People are queueing up to live in Peckham as it has become so damn trendy. House prices have rocketed and everyday there is a letter through my door from some unscrupulous estate agent urging me to sell my house as ‘you live in a highly desirable location and we have a long waiting-list of people wanting to live in your street’. Tough, I ain’t going nowhere!
The digger wasp Ectemnius cephalotes is also house-hunting. Her requirements for the perfect nesting place is an old log, tree stump or timber stack. She is even happy to share with other females. There is a good choice of possible apartments in Warwick Gardens as there are nine large logs used as seating at the top end of the park. These double up as housing estates for various species of insect. Earwigs, woodlice, centipedes, solitary bees and wasps, beetles and spiders all find living here a ‘desirable location’. For the past couple of days our wasp has been scouring two particular logs, checking every nook and cranny for a suitable place to lay her eggs. Although willing to renovate an old nest, these digger wasps are super confident at DIY and will dig holes in the wood with their large jaws to create cavernous tunnels with separate cells for storing prey items.
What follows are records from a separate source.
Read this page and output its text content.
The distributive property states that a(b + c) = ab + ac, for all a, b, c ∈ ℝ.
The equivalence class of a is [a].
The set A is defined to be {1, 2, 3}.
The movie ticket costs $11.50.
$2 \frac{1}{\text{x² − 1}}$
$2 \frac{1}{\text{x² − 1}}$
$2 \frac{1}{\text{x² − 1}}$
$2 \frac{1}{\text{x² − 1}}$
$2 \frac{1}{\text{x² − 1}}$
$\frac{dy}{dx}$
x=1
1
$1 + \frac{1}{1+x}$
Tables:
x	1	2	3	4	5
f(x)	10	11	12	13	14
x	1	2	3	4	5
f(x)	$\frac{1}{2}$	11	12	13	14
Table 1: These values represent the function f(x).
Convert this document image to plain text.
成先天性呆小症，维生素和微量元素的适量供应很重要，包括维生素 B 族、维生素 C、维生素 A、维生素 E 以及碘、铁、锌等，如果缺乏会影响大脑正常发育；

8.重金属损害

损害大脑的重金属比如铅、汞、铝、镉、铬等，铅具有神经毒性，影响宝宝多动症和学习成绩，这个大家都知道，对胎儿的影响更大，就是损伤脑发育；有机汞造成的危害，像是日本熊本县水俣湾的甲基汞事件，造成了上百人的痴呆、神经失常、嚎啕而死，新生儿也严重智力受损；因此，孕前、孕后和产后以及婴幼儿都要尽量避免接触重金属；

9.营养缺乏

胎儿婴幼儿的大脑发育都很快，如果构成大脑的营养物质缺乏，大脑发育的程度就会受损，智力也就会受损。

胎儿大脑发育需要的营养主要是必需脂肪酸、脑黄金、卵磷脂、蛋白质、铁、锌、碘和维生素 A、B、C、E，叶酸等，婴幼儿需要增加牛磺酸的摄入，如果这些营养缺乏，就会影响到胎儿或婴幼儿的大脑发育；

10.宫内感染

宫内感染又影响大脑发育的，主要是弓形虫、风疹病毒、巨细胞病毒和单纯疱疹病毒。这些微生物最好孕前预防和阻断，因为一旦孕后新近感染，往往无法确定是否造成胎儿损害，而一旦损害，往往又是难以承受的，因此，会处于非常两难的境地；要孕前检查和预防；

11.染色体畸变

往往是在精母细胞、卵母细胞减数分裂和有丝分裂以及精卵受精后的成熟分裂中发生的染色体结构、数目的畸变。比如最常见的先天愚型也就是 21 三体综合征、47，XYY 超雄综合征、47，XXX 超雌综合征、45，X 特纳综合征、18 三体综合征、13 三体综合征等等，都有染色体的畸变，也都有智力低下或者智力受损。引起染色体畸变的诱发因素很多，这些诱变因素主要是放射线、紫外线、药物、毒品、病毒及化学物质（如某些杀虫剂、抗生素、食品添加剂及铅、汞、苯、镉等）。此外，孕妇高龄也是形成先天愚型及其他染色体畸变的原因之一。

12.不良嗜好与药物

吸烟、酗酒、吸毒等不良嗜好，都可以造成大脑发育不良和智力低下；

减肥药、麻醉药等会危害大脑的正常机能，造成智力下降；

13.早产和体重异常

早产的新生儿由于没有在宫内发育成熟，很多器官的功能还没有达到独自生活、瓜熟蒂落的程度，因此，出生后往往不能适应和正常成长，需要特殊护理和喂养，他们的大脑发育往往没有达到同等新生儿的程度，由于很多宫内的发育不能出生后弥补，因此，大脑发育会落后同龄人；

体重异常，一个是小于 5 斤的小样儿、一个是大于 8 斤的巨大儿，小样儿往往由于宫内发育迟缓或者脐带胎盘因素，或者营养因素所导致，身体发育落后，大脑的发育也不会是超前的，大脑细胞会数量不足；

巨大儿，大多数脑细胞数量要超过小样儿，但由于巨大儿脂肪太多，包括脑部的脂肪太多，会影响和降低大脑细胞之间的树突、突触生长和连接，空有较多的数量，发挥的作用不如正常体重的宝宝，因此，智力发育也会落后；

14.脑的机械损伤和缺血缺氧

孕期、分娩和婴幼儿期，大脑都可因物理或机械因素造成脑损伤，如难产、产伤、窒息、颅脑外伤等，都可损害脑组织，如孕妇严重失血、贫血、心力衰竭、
Once the wasp has excavated her tunnel and constructed her cells she needs to stock up on food for her larvae to feed on. Ours favours large hoverflies, in particular Syrphus ribesii, which look very similar to her. She will catch them in flight and with supreme dexterity pull them into her tunnel. I was surprised at how quickly this happens and just managed to photograph it! They will be stored in the cells. When her cells are full she will seal up the entrance to the tunnel and lay her eggs. Each cell will have one egg and the larva will have up to 12 flies to feed on. The adult wasps emerge in early summer.